Brittle Cornea Syndrome (BCS) is a rare connective tissue disorder characterized by severe corneal thinning and a high risk of spontaneous perforation. This syndrome presents clinical challenges due to limited therapeutic options. Our study aims to highlight the difficulties associated with this condition and review the available evidence regarding its management.

We report the case of a 19-year-old female patient with muscle hypotonia, lower limb deformities, spontaneous opacification of the right cornea, and spontaneous perforation of the left cornea following minimal rubbing. 

Ophthalmological examination revealed limited visual acuity, exaggerated eyelid elasticity, and a bluish sclera. Anterior segment OCT showed significant corneo-scleral thinning with associated Descemet membrane ruptures. The general examination also revealed musculoskeletal anomalies and abnormal imaging findings, leading to the diagnosis of Brittle Cornea Syndrome.

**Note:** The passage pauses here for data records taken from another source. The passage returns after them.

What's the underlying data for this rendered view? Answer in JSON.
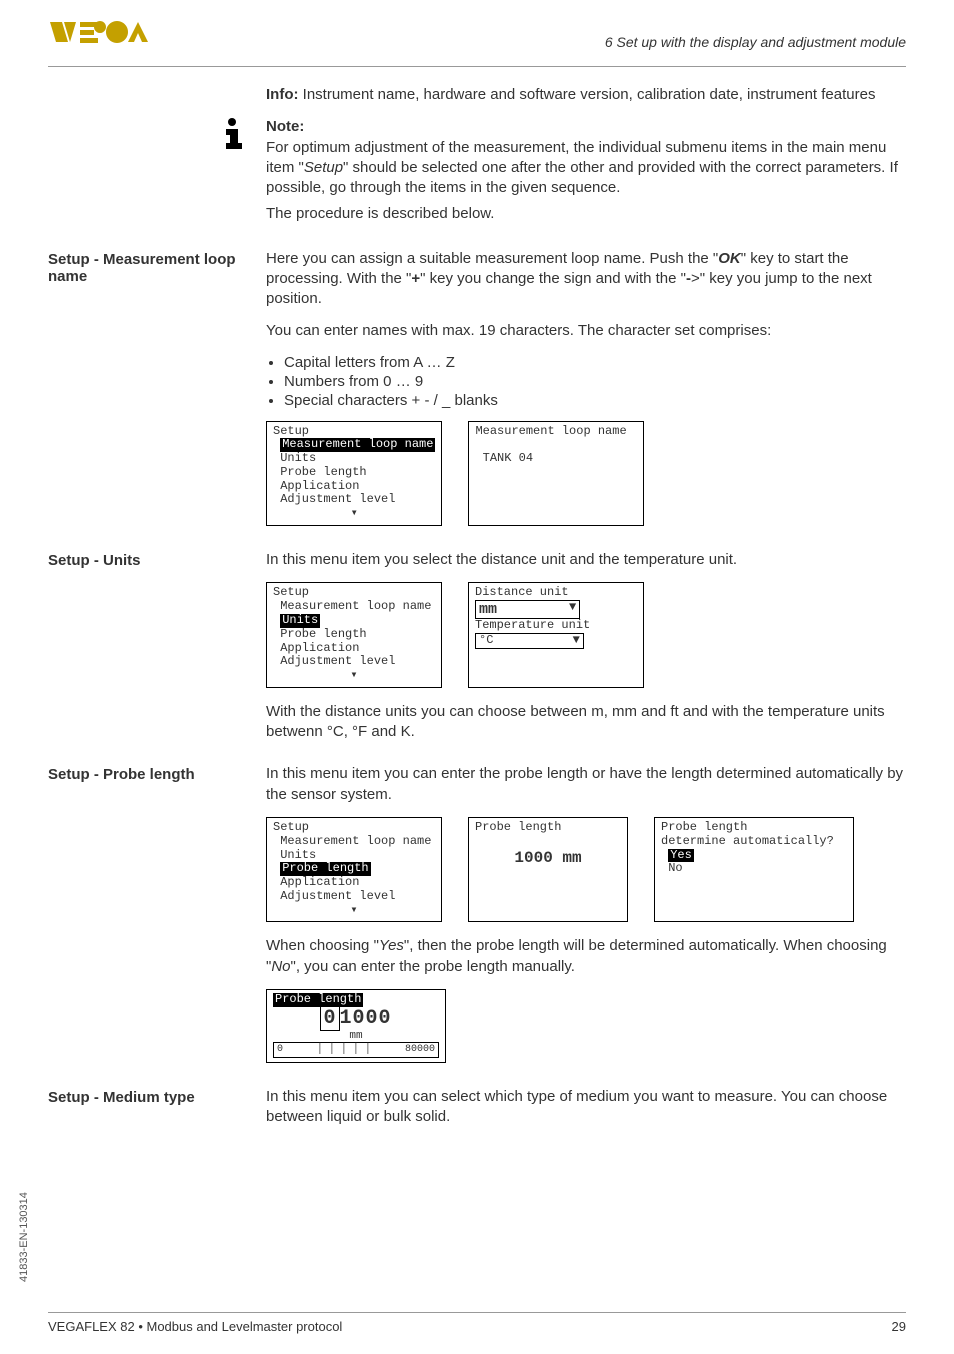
{
  "header": {
    "section": "6 Set up with the display and adjustment module"
  },
  "intro": {
    "info_line": "Info: Instrument name, hardware and software version, calibration date, instrument features",
    "info_label": "Info:",
    "info_text": " Instrument name, hardware and software version, calibration date, instrument features"
  },
  "note": {
    "title": "Note:",
    "body": "For optimum adjustment of the measurement, the individual submenu items in the main menu item \"Setup\" should be selected one after the other and provided with the correct parameters. If possible, go through the items in the given sequence.",
    "italic_word": "Setup",
    "trailer": "The procedure is described below."
  },
  "loop": {
    "heading": "Setup - Measurement loop name",
    "p1_a": "Here you can assign a suitable measurement loop name. Push the \"",
    "p1_ok": "OK",
    "p1_b": "\" key to start the processing. With the \"",
    "p1_plus": "+",
    "p1_c": "\" key you change the sign and with the \"",
    "p1_arrow": "-",
    "p1_d": ">\" key you jump to the next position.",
    "p2": "You can enter names with max. 19 characters. The character set comprises:",
    "bullet1": "Capital letters from A … Z",
    "bullet2": "Numbers from 0 … 9",
    "bullet3": "Special characters + - / _ blanks",
    "lcd1": {
      "l1": "Setup",
      "l2": "Measurement loop name",
      "l3": "Units",
      "l4": "Probe length",
      "l5": "Application",
      "l6": "Adjustment level"
    },
    "lcd2": {
      "l1": "Measurement loop name",
      "l2": "TANK 04"
    }
  },
  "units": {
    "heading": "Setup - Units",
    "p1": "In this menu item you select the distance unit and the temperature unit.",
    "lcd1": {
      "l1": "Setup",
      "l2": "Measurement loop name",
      "l3": "Units",
      "l4": "Probe length",
      "l5": "Application",
      "l6": "Adjustment level"
    },
    "lcd2": {
      "l1": "Distance unit",
      "v1": "mm",
      "l2": "Temperature unit",
      "v2": "°C"
    },
    "p2": "With the distance units you can choose between m, mm and ft and with the temperature units betwenn °C, °F and K."
  },
  "probe": {
    "heading": "Setup - Probe length",
    "p1": "In this menu item you can enter the probe length or have the length determined automatically by the sensor system.",
    "lcd1": {
      "l1": "Setup",
      "l2": "Measurement loop name",
      "l3": "Units",
      "l4": "Probe length",
      "l5": "Application",
      "l6": "Adjustment level"
    },
    "lcd2": {
      "l1": "Probe length",
      "v1": "1000 mm"
    },
    "lcd3": {
      "l1": "Probe length",
      "l2": "determine automatically?",
      "yes": "Yes",
      "no": "No"
    },
    "p2_a": "When choosing \"",
    "p2_yes": "Yes",
    "p2_b": "\", then the probe length will be determined automatically. When choosing \"",
    "p2_no": "No",
    "p2_c": "\", you can enter the probe length manually.",
    "lcd4": {
      "l1": "Probe length",
      "big": "01000",
      "unit": "mm",
      "min": "0",
      "max": "80000"
    }
  },
  "medium": {
    "heading": "Setup - Medium type",
    "p1": "In this menu item you can select which type of medium you want to measure. You can choose between liquid or bulk solid."
  },
  "footer": {
    "left": "VEGAFLEX 82 • Modbus and Levelmaster protocol",
    "right": "29"
  },
  "side_code": "41833-EN-130314"
}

BCS is an autosomal recessive disorder characterized by increased connective tissue fragility, presenting with corneal ruptures and ectasias. It is often underdiagnosed due to its rarity and clinical overlap with other collagen disorders. Genetic testing is crucial for an accurate diagnosis. Preventing minor ocular trauma is essential to avoid corneal perforation. Treatment options include corneal strengthening techniques such as epikeratoplasty and collagen cross-linking.

Early diagnosis of BCS is critical to prevent severe ocular damage. Genetic differentiation is necessary to guide appropriate counseling and therapeutic interventions for each patient. Corneal strengthening procedures offer hope for treatment but require a precise prior diagnosis.